Why you need governance structures
Clear governance principles can address these problems but creating them can be uncomfortable! It means a member of the family taking the lead on this issue and starting out by addressing difficult questions or challenging unspoken assumptions. This might perhaps be achieved through a facilitated discussion with the aim of creating your policies off the back of it. Thinking about and preparing for sensitive issues before they become contentious, means that sensible rules, agreed in a calm (unemotional) environment, will be available when needed. To build governance structures, many families find it useful to specify these policies in a written document, sometimes referred to as a Family Charter. This sets out the family’s values and vision for the business and it defines their approach to family employment, ownership and succession.

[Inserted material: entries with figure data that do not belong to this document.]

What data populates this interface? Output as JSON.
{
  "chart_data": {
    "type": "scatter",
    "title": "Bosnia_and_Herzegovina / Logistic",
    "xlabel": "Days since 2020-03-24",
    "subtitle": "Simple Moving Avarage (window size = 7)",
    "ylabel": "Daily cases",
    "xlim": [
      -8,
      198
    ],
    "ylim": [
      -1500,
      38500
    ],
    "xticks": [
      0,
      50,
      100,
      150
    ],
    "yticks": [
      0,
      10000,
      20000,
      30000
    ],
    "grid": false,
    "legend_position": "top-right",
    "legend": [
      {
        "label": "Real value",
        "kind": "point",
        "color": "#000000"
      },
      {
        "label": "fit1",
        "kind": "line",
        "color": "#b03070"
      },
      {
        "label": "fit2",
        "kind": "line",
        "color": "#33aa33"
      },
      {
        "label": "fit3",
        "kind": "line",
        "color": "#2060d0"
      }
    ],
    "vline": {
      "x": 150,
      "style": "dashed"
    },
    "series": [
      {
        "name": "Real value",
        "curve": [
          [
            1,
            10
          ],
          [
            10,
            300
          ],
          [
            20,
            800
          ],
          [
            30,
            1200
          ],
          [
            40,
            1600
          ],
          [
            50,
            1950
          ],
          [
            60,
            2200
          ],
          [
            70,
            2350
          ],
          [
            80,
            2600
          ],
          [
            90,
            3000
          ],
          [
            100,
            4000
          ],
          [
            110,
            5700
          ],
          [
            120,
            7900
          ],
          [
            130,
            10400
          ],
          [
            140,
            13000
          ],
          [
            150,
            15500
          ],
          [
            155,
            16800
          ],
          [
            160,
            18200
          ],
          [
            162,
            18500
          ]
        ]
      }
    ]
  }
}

Developing your Family Charter and establishing a Family Council
Although much is written about the need to adopt corporate governance structures, family governance requires a more tailor-made approach. There is no one size fits all. A family governance structure must reflect your unique family history, values and culture together with the degree of your family’s involvement. The occurrence of your meetings and the appropriate forum is up to you – they might be annual or more frequent but holding them away from family homes or the business premises is often a good plan. As your family enterprise grows beyond the owner managed phase, it may also make sense to create a Family Council as a formal forum for discussion, strategic planning and governance. Some of the benefits of this include:
• An opportunity for all family members to be heard, even if they aren’t actively involved in the business
• Creates a forum for recognising success as well as discussing problems and resolving conflicts
• Has a strategic focus as opposed to day-to-day operational matters
• Can concentrate on governance issues relating to the interface between the business, its owners and the wider family
This ensures that all stakeholders have a voice, and offers the best chance to create unity and consensus. As the family grows (perhaps at the cousin consortium stage), the numbers may mean that different branches should elect representatives to the council. Allowing plenty of time for discussion is undoubtedly the most important factor, so many families opt for a ‘retreat’ style of meeting. Perhaps the most beneficial element of this approach is that it allows the involvement of your family’s generations. Younger members will hear the history, stories, values and vision first hand. In essence you’ll already be nurturing the future leadership talent pool.